The Cold War may be over but international espionage lives on. Two former employees of the Los Alamos National Laboratory (LANL) in New Mexico — Pedro Leonardo Mascheroni, 75, and his wife, Marjorie Roxby Mascheroni, 67 — pleaded not guilty on 20 September to 22 counts of offering nuclear secrets to Venezuela, following their arrest on 17 September.
A federal judge released Dr. Mascheroni to a halfway house while his wife was ordered to house arrest. If convicted, they face up to life in prison.
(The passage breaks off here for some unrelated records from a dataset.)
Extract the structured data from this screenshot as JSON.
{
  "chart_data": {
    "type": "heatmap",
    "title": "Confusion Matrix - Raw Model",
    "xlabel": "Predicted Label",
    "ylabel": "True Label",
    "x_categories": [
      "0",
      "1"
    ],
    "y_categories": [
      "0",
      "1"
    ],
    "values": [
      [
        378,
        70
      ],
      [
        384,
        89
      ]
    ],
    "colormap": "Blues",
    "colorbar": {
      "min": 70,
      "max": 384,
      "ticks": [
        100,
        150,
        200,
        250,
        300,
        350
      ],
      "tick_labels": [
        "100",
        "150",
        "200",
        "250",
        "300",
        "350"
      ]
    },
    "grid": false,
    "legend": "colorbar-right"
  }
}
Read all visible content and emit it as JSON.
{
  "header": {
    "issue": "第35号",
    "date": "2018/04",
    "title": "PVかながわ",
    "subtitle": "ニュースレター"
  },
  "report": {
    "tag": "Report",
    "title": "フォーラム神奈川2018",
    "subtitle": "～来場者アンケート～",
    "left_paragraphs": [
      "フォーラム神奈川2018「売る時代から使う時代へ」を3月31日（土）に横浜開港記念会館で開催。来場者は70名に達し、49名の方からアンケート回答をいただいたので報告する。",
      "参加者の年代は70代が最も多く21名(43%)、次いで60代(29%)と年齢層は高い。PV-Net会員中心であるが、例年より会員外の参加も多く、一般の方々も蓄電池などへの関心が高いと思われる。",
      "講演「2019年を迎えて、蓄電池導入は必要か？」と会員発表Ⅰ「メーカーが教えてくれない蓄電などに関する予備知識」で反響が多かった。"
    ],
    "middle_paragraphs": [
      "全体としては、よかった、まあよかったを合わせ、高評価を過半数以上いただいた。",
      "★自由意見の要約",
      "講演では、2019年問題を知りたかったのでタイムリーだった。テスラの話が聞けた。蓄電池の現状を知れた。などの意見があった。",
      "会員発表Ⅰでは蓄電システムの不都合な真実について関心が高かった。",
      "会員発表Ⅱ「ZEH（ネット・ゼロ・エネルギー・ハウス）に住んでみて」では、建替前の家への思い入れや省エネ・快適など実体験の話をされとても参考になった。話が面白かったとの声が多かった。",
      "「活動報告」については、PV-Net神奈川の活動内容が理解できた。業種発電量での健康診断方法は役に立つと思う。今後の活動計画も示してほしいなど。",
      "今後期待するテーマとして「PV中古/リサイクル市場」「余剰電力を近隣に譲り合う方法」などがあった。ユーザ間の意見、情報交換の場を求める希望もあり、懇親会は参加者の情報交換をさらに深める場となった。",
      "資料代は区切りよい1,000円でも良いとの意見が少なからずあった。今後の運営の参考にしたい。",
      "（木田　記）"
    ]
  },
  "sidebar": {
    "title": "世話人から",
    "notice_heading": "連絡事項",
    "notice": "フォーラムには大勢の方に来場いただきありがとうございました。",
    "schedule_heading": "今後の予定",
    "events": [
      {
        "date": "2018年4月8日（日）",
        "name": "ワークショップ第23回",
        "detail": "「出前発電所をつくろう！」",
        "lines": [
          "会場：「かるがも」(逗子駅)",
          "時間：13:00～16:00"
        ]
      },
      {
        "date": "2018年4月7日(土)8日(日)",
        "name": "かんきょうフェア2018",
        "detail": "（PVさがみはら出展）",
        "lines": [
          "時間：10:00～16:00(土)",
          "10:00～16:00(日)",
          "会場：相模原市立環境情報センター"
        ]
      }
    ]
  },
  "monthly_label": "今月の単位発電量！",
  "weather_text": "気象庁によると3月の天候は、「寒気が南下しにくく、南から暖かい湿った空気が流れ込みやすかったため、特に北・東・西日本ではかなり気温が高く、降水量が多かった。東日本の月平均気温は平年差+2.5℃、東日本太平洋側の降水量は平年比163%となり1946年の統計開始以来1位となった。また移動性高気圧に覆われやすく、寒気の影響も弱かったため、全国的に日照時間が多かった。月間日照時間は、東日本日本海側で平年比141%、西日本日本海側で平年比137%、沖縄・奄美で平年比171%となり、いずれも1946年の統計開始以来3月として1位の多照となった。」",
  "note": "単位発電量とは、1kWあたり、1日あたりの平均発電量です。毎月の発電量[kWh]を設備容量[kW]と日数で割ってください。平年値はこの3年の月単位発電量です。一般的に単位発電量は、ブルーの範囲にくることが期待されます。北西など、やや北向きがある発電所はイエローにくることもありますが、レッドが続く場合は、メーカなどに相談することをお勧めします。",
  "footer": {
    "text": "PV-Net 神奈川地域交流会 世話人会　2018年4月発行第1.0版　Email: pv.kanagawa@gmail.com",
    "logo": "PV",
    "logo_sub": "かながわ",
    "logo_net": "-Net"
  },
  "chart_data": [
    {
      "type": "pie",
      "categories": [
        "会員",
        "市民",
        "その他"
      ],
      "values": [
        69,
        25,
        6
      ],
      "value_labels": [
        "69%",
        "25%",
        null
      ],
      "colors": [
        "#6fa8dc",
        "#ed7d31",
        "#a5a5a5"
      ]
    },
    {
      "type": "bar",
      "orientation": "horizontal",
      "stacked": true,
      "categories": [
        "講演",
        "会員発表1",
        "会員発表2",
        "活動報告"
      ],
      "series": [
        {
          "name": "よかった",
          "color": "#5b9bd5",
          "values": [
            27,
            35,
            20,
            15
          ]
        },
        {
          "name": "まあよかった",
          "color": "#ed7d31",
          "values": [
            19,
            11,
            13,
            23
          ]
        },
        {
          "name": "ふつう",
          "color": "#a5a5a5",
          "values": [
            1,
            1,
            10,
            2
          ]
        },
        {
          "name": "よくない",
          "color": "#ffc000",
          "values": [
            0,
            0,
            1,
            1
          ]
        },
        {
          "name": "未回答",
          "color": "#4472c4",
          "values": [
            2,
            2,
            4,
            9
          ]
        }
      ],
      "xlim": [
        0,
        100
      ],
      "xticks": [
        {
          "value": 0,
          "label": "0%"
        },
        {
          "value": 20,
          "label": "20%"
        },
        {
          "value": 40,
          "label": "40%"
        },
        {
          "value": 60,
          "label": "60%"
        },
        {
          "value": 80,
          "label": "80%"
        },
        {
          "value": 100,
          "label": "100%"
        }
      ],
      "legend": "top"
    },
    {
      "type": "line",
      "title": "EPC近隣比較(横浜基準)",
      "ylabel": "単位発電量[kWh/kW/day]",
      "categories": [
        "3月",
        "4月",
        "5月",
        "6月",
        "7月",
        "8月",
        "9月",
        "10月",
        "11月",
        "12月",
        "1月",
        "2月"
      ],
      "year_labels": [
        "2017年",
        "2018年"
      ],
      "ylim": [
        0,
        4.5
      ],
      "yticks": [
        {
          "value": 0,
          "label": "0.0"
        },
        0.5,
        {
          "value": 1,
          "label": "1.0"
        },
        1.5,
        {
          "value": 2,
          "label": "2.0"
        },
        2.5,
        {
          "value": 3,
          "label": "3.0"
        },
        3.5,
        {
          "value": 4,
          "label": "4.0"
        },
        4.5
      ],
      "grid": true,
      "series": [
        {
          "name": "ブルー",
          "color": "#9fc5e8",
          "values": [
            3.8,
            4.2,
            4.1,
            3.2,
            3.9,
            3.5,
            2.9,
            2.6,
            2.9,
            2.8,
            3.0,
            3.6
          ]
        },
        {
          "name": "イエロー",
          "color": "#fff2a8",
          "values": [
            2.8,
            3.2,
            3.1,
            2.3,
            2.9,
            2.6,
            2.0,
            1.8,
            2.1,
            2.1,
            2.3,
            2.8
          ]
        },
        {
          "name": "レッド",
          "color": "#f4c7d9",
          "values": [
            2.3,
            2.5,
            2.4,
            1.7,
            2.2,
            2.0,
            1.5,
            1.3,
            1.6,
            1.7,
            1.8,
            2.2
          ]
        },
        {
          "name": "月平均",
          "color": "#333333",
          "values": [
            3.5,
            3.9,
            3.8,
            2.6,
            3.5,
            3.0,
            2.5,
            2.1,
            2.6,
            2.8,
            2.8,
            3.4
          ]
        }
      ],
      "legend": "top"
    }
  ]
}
A naturalized U.S. citizen from Argentina, Mascheroni worked at LANL’s ultra-secret X Division lab from 1979 until 1987. Court records show that he was fired after criticizing some of the lab’s projects and, at the time, he was also investigated for alleged security infractions
Since March 2008, the FBI had been investigating Mascheroni as part of a sting operation. An undercover agent approached him posing as an operative for Venezuela and, according to the charges, Mascheroni wrote and provided a 132-page document entitled “A Deterrence Program for Venezuela”, containing restricted data on nuclear weapons development. Mascheroni’s wife, a technical writer who worked at the lab between 1981 and 2010, is said to have edited the document.
News of the investigation became public in October 2009, when the FBI seized many documents including computers, books, and cell phones from the couple’s home in Los Alamos.
The U.S. government alleges that Mascheroni told undercover agents he could help Venezuela develop a nuclear bomb within 10 years and that Venezuela would use a secret, underground nuclear reactor to enrich plutonium.